Hen digested this for a few silent moments, watching Dagan’s eyes and smoothing out the last few knots in his own mind. So many things he’d kept boxed up and tucked away. So many feelings and thoughts that had been sublimated, subjugated even by the horror of Kass’s death and the revelations that followed.

He was safe here, though. He was safe, and he could feel these things. And Dagan had him. “It was always a hopeless love. Completely fucking hopeless, and I knew it, but I couldn’t help myself.”

It suddenly occurred to him that this was probably the real reason guards and their charges weren’t supposed to fuck. Because fucking and love were tangled up for so many people—not all, of course not all, but for many one led easily into the other. And that kind of love, the wild, obsessive, burning romantic love Hen had known with Kass, was disorder. He’d done ridiculous, disordered things, when that love ruled him. And guards who were disordered were utterly useless to the See.

That was why guards had same-sex charges: Queer kids were less common than straight ones. Even with the racing hormones of adolescence, it cut down on disordered love stories to keep doing it that way. But every now and then, there was bound to be a fuck-up. Two boys or two girls who couldn’t help themselves. Who fell in love, and then fell into pure chaos when parted. Guards that ended up professional drunks or went missing weren’t all queer, there was no way, but Hen wondered if more than a few of them were.

“I always thought they wanted to break the guards; that it was a good side-effect of the inheritances, as far as the priests were concerned. I didn’t know why, though. Was it so they could remake us into what they wanted all over again after we fulfilled our first purpose? Or was it so we’d always be afraid to care about anyone again? Perfect fucking soldiers.”

“That’s the most fucked up thing I’ve ever heard,” Dagan said with a sigh. “And it’s almost certainly true, too.”

“Exactly. By all the gods, it’s nice to hear someone agree with the disordered shit I’ve been thinking…I don’t know. My whole life.”

“It’s not any more disordered than the situation itself, darling. Also, if it makes you feel any better,” Dagan added after a moment, “if for some reason I had to choose between scouting and never seeing you again—or until after death, somehow—it wouldn’t be an easy choice.”

“That’s why I can’t compare it.” Hen put his forehead to Dagan’s. “I tried to be hopeless about us. You wouldn’t let me.”

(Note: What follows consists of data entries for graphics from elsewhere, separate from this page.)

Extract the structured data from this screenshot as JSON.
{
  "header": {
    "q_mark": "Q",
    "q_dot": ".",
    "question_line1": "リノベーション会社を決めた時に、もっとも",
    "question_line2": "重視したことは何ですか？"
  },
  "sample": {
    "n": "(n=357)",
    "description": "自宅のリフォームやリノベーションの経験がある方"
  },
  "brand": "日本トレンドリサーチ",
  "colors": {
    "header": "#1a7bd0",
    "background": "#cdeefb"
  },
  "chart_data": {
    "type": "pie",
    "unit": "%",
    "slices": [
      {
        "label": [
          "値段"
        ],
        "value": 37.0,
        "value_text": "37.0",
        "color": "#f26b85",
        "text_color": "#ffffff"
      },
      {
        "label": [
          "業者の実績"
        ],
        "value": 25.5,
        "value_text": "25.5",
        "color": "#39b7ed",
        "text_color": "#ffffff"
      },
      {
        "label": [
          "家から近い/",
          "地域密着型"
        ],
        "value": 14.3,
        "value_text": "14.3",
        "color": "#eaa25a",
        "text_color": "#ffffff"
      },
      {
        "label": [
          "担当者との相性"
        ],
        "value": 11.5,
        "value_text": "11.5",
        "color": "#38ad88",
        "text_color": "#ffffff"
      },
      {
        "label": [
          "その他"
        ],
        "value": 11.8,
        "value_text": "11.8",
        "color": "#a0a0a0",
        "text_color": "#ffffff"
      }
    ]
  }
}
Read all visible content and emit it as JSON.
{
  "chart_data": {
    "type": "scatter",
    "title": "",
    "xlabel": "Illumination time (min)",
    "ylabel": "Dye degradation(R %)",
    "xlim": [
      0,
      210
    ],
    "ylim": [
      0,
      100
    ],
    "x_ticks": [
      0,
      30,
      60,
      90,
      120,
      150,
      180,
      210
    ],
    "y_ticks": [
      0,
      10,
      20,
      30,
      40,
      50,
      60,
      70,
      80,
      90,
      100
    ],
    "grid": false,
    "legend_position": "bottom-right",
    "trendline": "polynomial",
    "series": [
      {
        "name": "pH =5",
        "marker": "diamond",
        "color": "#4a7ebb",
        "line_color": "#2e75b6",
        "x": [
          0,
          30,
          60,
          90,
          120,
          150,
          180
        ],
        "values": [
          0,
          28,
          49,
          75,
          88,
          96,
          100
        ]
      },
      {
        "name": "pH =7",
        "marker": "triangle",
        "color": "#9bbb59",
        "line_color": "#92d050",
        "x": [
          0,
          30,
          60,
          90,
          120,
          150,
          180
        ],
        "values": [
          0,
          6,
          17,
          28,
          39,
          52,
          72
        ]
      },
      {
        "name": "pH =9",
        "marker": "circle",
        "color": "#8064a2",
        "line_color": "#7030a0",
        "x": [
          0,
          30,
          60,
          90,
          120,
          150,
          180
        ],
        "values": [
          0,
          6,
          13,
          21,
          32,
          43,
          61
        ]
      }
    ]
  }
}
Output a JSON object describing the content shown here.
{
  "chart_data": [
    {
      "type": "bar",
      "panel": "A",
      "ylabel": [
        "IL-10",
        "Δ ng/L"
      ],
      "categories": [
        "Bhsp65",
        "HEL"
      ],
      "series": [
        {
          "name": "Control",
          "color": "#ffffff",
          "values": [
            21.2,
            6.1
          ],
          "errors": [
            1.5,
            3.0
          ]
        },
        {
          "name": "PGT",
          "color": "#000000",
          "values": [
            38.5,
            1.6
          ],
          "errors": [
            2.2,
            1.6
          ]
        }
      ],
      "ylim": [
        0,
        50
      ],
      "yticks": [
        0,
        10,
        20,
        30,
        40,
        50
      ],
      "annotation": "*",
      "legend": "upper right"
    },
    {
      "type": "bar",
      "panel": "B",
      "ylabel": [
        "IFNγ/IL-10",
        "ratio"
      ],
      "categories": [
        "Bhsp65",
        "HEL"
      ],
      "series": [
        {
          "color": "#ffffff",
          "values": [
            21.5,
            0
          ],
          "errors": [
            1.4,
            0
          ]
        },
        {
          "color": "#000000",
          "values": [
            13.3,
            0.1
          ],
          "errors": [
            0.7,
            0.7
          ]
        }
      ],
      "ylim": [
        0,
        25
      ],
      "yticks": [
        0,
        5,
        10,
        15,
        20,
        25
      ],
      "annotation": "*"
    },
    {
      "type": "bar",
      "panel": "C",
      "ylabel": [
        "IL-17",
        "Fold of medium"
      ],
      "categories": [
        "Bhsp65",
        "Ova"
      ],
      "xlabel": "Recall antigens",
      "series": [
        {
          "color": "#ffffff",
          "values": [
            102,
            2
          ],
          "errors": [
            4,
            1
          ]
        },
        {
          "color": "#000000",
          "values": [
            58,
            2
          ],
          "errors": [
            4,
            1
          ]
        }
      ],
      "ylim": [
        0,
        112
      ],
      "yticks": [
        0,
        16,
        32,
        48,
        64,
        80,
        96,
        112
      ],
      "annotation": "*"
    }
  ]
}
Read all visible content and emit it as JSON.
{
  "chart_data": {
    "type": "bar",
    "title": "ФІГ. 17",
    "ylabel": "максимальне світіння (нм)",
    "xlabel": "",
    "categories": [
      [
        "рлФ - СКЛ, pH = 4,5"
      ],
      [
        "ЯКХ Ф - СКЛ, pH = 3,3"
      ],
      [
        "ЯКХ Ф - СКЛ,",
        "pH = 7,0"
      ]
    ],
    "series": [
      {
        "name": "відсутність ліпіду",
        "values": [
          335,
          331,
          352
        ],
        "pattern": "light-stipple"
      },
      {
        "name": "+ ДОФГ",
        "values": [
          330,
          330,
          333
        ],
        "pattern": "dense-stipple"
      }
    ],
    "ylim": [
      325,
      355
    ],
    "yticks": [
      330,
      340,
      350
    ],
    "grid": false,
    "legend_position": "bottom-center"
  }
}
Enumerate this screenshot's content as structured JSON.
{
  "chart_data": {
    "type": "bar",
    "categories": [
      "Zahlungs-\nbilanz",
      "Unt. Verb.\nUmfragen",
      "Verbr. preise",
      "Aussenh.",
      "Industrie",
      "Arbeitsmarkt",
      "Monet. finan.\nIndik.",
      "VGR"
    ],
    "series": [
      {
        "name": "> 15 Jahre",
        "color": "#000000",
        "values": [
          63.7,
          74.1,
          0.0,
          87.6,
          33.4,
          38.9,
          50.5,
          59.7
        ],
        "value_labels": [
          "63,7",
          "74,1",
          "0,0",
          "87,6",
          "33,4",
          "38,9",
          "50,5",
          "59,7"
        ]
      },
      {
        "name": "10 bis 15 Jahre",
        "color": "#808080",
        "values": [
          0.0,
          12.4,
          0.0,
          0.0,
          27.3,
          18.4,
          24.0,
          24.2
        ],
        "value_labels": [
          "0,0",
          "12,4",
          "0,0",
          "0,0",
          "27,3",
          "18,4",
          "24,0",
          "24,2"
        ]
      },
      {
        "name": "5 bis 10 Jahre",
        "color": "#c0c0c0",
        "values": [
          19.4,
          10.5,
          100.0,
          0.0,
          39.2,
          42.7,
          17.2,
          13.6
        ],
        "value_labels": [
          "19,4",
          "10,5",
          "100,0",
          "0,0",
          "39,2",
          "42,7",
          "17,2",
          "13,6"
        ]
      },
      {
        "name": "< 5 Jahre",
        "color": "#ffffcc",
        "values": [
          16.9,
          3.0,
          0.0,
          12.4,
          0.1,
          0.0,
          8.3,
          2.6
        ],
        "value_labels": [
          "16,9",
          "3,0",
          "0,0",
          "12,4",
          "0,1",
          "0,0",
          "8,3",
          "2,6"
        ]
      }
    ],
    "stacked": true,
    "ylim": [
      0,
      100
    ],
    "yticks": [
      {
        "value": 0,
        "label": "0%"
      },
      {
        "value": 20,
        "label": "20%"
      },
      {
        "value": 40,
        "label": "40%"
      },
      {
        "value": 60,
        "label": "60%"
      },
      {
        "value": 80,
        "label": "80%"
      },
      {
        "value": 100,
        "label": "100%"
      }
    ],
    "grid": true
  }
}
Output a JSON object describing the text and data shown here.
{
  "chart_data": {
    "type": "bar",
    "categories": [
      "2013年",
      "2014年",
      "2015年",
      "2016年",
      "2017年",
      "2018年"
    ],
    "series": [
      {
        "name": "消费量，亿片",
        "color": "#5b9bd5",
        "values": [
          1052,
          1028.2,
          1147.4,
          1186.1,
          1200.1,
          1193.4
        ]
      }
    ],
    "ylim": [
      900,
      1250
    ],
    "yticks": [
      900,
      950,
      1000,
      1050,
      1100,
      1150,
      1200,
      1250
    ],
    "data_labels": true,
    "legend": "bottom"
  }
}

“No, sweetheart. We can fight and cry and yell, but never be hopeless.” Another little kiss. “The start of a new life. The stirrings of resistance. Restoration of the Heart Wood. Everything around us has always been about hope.”

“And if we really do all die?” Hen laughed.

Dagan did too. “Then we die trying. Together.”

*

Though they hardly slept, Hendrik and Dagan were careful not to keep the rest of the camp awake—or made a good faith effort at it, anyhow. They’d both been remarkably thirsty for each other, as it turned out, and so they’d drunk deep and long. When everyone looked fresh and ready for the trail the next day, Hendrik was relieved.

Piret, seeing him arrive by the fire with Dagan at his side, nodded in acknowledgement. Hen was mildly annoyed that she probably thought they’d made up because she’d commanded it, but that couldn’t last long. Very little could’ve disturbed Hendrik’s peace that morning.

Kajja, who sat down beside him, breakfast bowl in hand, said, “Are you finally going to stop treating him like he’s as useless as Kass, now?”

Hendrik prickled. “What in all the burning hells?”